現代アートは自分と社会との関係を探していく羅針盤
〝何でもあり〟の現代アート
現代アートとは一体何なのか? それは、自分と社会との関係を探していく羅針盤のようなものです。そう考えると、現代アートは不確実性が増大する現代ときわめて親和性が高いといえます。
現代アートは、単に〝美しさ〟という定規では測れないものですが、だからといって美術のすべてを否定しているわけではないのです。むしろ、過去の歴史を物語として参照して、それによって個々の作品を成り立たせているところがあるのです。これまでの美術がなければ、逆に現代アートは成立しないといった側面を持っています。前の時代と断絶しながら奇妙に結びついているのが、現代アートです。
辞書で現代アートを調べてみると「現代の美術。多く、二〇世紀以降、または第二次大戦以降の美術をいう」(小学館/デジタル大辞泉)とありますが、実は明確な時期の定義があるわけではありません。

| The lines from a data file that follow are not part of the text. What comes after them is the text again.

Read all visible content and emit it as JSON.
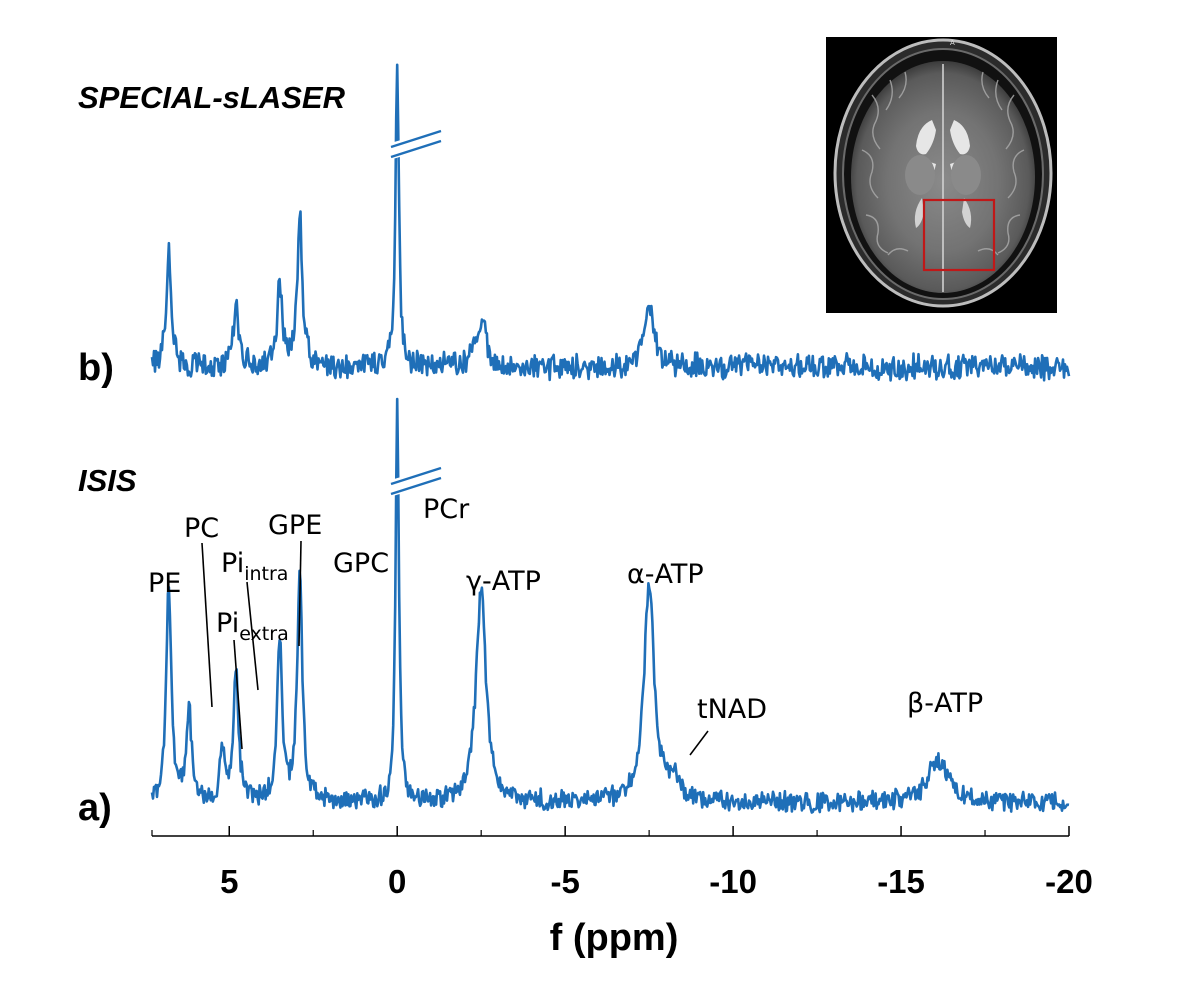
{
  "figure": {
    "panel_b_label": "b)",
    "panel_a_label": "a)",
    "panel_b_title": "SPECIAL-sLASER",
    "panel_a_title": "ISIS"
  },
  "chart_data": [
    {
      "type": "line",
      "panel": "a",
      "title": "ISIS",
      "xlabel": "f (ppm)",
      "ylabel": "",
      "xlim": [
        7.3,
        -20
      ],
      "x_reversed": true,
      "x_ticks": [
        5,
        0,
        -5,
        -10,
        -15,
        -20
      ],
      "x_tick_labels": [
        "5",
        "0",
        "-5",
        "-10",
        "-15",
        "-20"
      ],
      "grid": false,
      "y_axis_break_at_pcr": true,
      "series": [
        {
          "color": "#1f6fb8",
          "peaks": [
            {
              "label": "PE",
              "ppm": 6.8,
              "height": 0.6
            },
            {
              "label": "PC",
              "ppm": 6.2,
              "height": 0.26
            },
            {
              "label": "Piextra",
              "ppm": 5.2,
              "height": 0.13
            },
            {
              "label": "Piintra",
              "ppm": 4.8,
              "height": 0.36
            },
            {
              "label": "GPE",
              "ppm": 3.5,
              "height": 0.45
            },
            {
              "label": "GPC",
              "ppm": 2.9,
              "height": 0.64
            },
            {
              "label": "PCr",
              "ppm": 0.0,
              "height": 1.0
            },
            {
              "label": "γ-ATP",
              "ppm": -2.5,
              "height": 0.58
            },
            {
              "label": "α-ATP",
              "ppm": -7.5,
              "height": 0.61
            },
            {
              "label": "tNAD",
              "ppm": -8.2,
              "height": 0.06
            },
            {
              "label": "β-ATP",
              "ppm": -16.1,
              "height": 0.12
            }
          ]
        }
      ],
      "annotations": [
        {
          "id": "PE",
          "text": "PE"
        },
        {
          "id": "PC",
          "text": "PC"
        },
        {
          "id": "Pi_intra",
          "text": "Pi",
          "sub": "intra"
        },
        {
          "id": "Pi_extra",
          "text": "Pi",
          "sub": "extra"
        },
        {
          "id": "GPE",
          "text": "GPE"
        },
        {
          "id": "GPC",
          "text": "GPC"
        },
        {
          "id": "PCr",
          "text": "PCr"
        },
        {
          "id": "gATP",
          "text": "γ-ATP"
        },
        {
          "id": "aATP",
          "text": "α-ATP"
        },
        {
          "id": "tNAD",
          "text": "tNAD"
        },
        {
          "id": "bATP",
          "text": "β-ATP"
        }
      ]
    },
    {
      "type": "line",
      "panel": "b",
      "title": "SPECIAL-sLASER",
      "xlim": [
        7.3,
        -20
      ],
      "x_reversed": true,
      "grid": false,
      "y_axis_break_at_pcr": true,
      "series": [
        {
          "color": "#1f6fb8",
          "peaks": [
            {
              "ppm": 6.8,
              "height": 0.45
            },
            {
              "ppm": 4.8,
              "height": 0.25
            },
            {
              "ppm": 3.5,
              "height": 0.32
            },
            {
              "ppm": 2.9,
              "height": 0.58
            },
            {
              "ppm": 0.0,
              "height": 1.0
            },
            {
              "ppm": -2.5,
              "height": 0.18
            },
            {
              "ppm": -7.5,
              "height": 0.22
            }
          ]
        }
      ]
    }
  ],
  "inset": {
    "type": "axial-mri-brain",
    "roi_color": "#c01818"
  }
}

また言葉どおりにとれば、「現代のアート(コンテンポラリーアート)」ですが、現代に生きるアーティストの作品、すべてを「現代アート」と呼ぶわけではありません。
広く捉えれば、単なる時代区分として、今の時代のアートというように考えることもできますが、狭義の場合は、ある特別な傾向を持ったアートを現代アートと言っています。

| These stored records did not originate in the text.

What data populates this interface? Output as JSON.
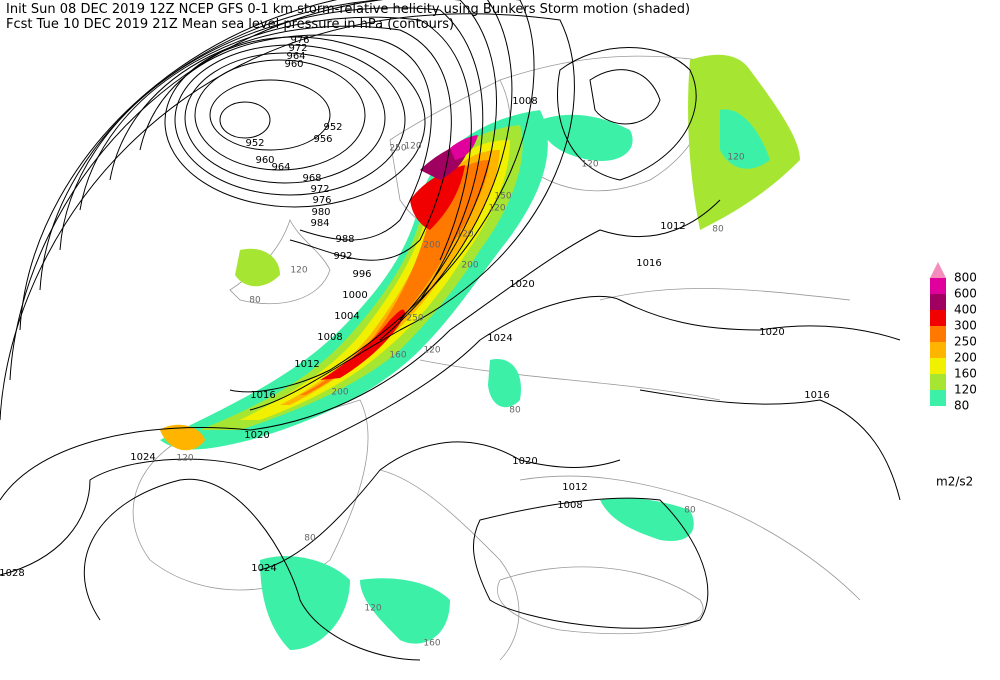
{
  "header": {
    "line1": "Init  Sun 08 DEC 2019 12Z  NCEP GFS 0-1 km storm-relative helicity using Bunkers Storm motion (shaded)",
    "line2": "Fcst Tue 10 DEC 2019 21Z  Mean sea level pressure in hPa (contours)"
  },
  "legend": {
    "unit": "m2/s2",
    "levels": [
      {
        "label": "800",
        "color": "#f48cbc"
      },
      {
        "label": "600",
        "color": "#e0009c"
      },
      {
        "label": "400",
        "color": "#a00060"
      },
      {
        "label": "300",
        "color": "#f00000"
      },
      {
        "label": "250",
        "color": "#ff7800"
      },
      {
        "label": "200",
        "color": "#ffb400"
      },
      {
        "label": "160",
        "color": "#f0f000"
      },
      {
        "label": "120",
        "color": "#a6e632"
      },
      {
        "label": "80",
        "color": "#3cf0a8"
      }
    ]
  },
  "contour_labels": [
    "976",
    "972",
    "964",
    "960",
    "952",
    "952",
    "956",
    "960",
    "964",
    "968",
    "972",
    "976",
    "980",
    "984",
    "988",
    "992",
    "996",
    "1000",
    "1004",
    "1008",
    "1012",
    "1016",
    "1020",
    "1024",
    "1028",
    "1024",
    "1008",
    "1012",
    "1016",
    "1020",
    "1024",
    "1020",
    "1016",
    "1020",
    "1012",
    "1008"
  ],
  "helicity_labels": [
    "250",
    "120",
    "150",
    "120",
    "200",
    "120",
    "200",
    "250",
    "160",
    "120",
    "200",
    "120",
    "80",
    "120",
    "120",
    "80",
    "120",
    "160",
    "80",
    "80",
    "120",
    "80"
  ]
}
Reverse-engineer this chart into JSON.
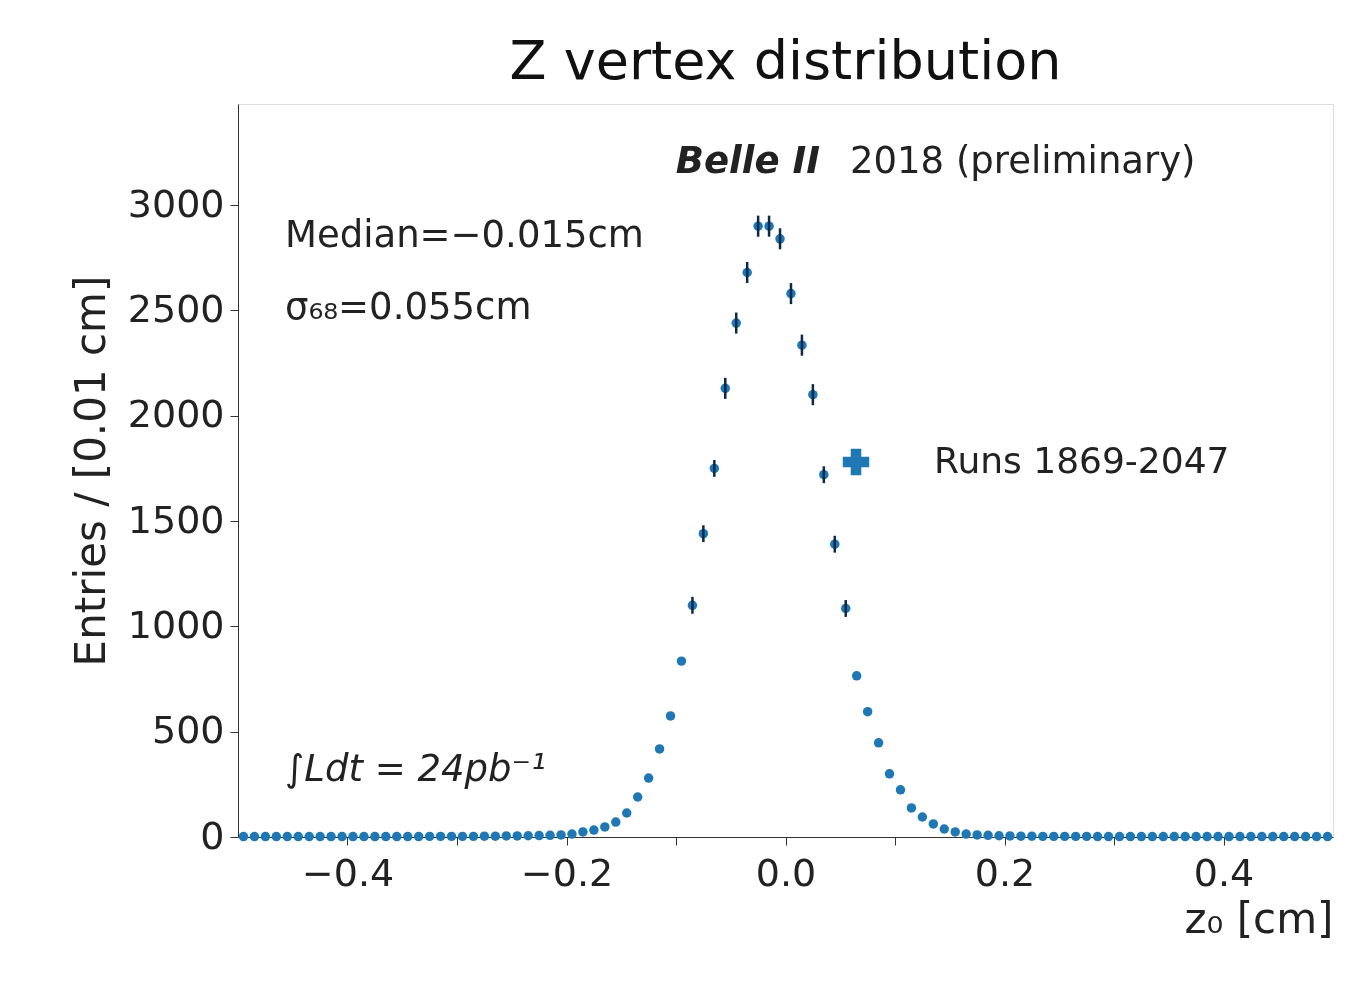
{
  "chart_data": {
    "type": "scatter",
    "title": "Z vertex distribution",
    "xlabel": "z₀ [cm]",
    "ylabel": "Entries / [0.01 cm]",
    "annotations": [
      "Belle II",
      "2018 (preliminary)",
      "Median=−0.015cm",
      "σ₆₈=0.055cm",
      "∫Ldt = 24pb⁻¹"
    ],
    "x": [
      -0.495,
      -0.485,
      -0.475,
      -0.465,
      -0.455,
      -0.445,
      -0.435,
      -0.425,
      -0.415,
      -0.405,
      -0.395,
      -0.385,
      -0.375,
      -0.365,
      -0.355,
      -0.345,
      -0.335,
      -0.325,
      -0.315,
      -0.305,
      -0.295,
      -0.285,
      -0.275,
      -0.265,
      -0.255,
      -0.245,
      -0.235,
      -0.225,
      -0.215,
      -0.205,
      -0.195,
      -0.185,
      -0.175,
      -0.165,
      -0.155,
      -0.145,
      -0.135,
      -0.125,
      -0.115,
      -0.105,
      -0.095,
      -0.085,
      -0.075,
      -0.065,
      -0.055,
      -0.045,
      -0.035,
      -0.025,
      -0.015,
      -0.005,
      0.005,
      0.015,
      0.025,
      0.035,
      0.045,
      0.055,
      0.065,
      0.075,
      0.085,
      0.095,
      0.105,
      0.115,
      0.125,
      0.135,
      0.145,
      0.155,
      0.165,
      0.175,
      0.185,
      0.195,
      0.205,
      0.215,
      0.225,
      0.235,
      0.245,
      0.255,
      0.265,
      0.275,
      0.285,
      0.295,
      0.305,
      0.315,
      0.325,
      0.335,
      0.345,
      0.355,
      0.365,
      0.375,
      0.385,
      0.395,
      0.405,
      0.415,
      0.425,
      0.435,
      0.445,
      0.455,
      0.465,
      0.475,
      0.485,
      0.495
    ],
    "series": [
      {
        "name": "Runs 1869-2047",
        "color": "#1f77b4",
        "values": [
          2,
          2,
          2,
          2,
          2,
          2,
          2,
          2,
          2,
          2,
          2,
          2,
          2,
          2,
          2,
          2,
          2,
          3,
          3,
          3,
          3,
          3,
          4,
          4,
          5,
          5,
          6,
          7,
          8,
          10,
          14,
          24,
          33,
          48,
          71,
          114,
          190,
          280,
          418,
          575,
          835,
          1100,
          1440,
          1750,
          2130,
          2440,
          2680,
          2900,
          2900,
          2840,
          2580,
          2335,
          2100,
          1720,
          1390,
          1085,
          765,
          595,
          447,
          300,
          224,
          138,
          95,
          62,
          38,
          24,
          14,
          10,
          8,
          6,
          5,
          4,
          4,
          3,
          3,
          3,
          3,
          3,
          2,
          2,
          2,
          2,
          2,
          2,
          2,
          2,
          2,
          2,
          2,
          2,
          2,
          2,
          2,
          2,
          2,
          2,
          2,
          2,
          2,
          2
        ],
        "errors": [
          null,
          null,
          null,
          null,
          null,
          null,
          null,
          null,
          null,
          null,
          null,
          null,
          null,
          null,
          null,
          null,
          null,
          null,
          null,
          null,
          null,
          null,
          null,
          null,
          null,
          null,
          null,
          null,
          null,
          null,
          null,
          null,
          null,
          null,
          null,
          null,
          null,
          null,
          null,
          null,
          null,
          40,
          40,
          40,
          50,
          50,
          50,
          50,
          50,
          50,
          50,
          50,
          50,
          40,
          40,
          40,
          null,
          null,
          null,
          null,
          null,
          null,
          null,
          null,
          null,
          null,
          null,
          null,
          null,
          null,
          null,
          null,
          null,
          null,
          null,
          null,
          null,
          null,
          null,
          null,
          null,
          null,
          null,
          null,
          null,
          null,
          null,
          null,
          null,
          null,
          null,
          null,
          null,
          null,
          null,
          null,
          null,
          null,
          null,
          null
        ]
      }
    ],
    "marker": "circle",
    "legend": "right",
    "grid": false,
    "xlim": [
      -0.5,
      0.5
    ],
    "xticks": [
      {
        "value": -0.4,
        "label": "−0.4"
      },
      {
        "value": -0.3,
        "label": null
      },
      {
        "value": -0.2,
        "label": "−0.2"
      },
      {
        "value": -0.1,
        "label": null
      },
      {
        "value": 0,
        "label": "0.0"
      },
      {
        "value": 0.1,
        "label": null
      },
      {
        "value": 0.2,
        "label": "0.2"
      },
      {
        "value": 0.3,
        "label": null
      },
      {
        "value": 0.4,
        "label": "0.4"
      }
    ],
    "ylim": [
      0,
      3480
    ],
    "yticks": [
      0,
      500,
      1000,
      1500,
      2000,
      2500,
      3000
    ]
  }
}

では、日本画や油彩画、工芸などはどうなのかということになりますが、それは作品を制作する上での技法材料の区分であって、意味内容を規定する現代アートとは異なった観点の定義になります。日本画の技法材料を使った現代アートもありうるし、油彩画を使った現代アートも、また、漆や焼き物の現代アートも可能ですが、技法材料の定義だけでは現代アートにはならないのです。
では何が現代アートになるための要素なのか。それは考え方に軸足を置くということです。「美」を広く哲学的に捉えて、強いていうのであれば「現代社会の課題に対して、何らかの批評性を持ち、また、美術史の文脈の中で、なにがしかの美的な解釈を行い、社会に意味を提供し、新しい価値をつくり出すこと」といえるでしょうか。
何だか余計に難しくなったかもしれませんが、単に視覚的に〝きれい〟というだけでは成り立たず、むしろ〝美醜〟の基準を超えて、「人間について、視覚的な表現を中心にして、知性と感性を使って今の世界から捉える行為」といってもいいかもしれません。そしてそれはときに歴史的、哲学的、社会的な視点から解釈されるものともいえるのです。
同じ美術でも、美術愛好家が普段見慣れた印象派や古典絵画など、〝美しさ〟という観点で造形的に見ることができる作品とは根本的に異なり、感性を使いつつ、一方で頭の中で解釈を組み立てていくアートなのです。そして、〝考え〟を表明するためであれば、どんな表現メディアや形式を使用しても構わないというところが特徴です。絵画、彫刻、写真、ビデオ、映像、パフォーマンスなど、むしろ方法においては〝何でもあり〟というのが現代アートなのです。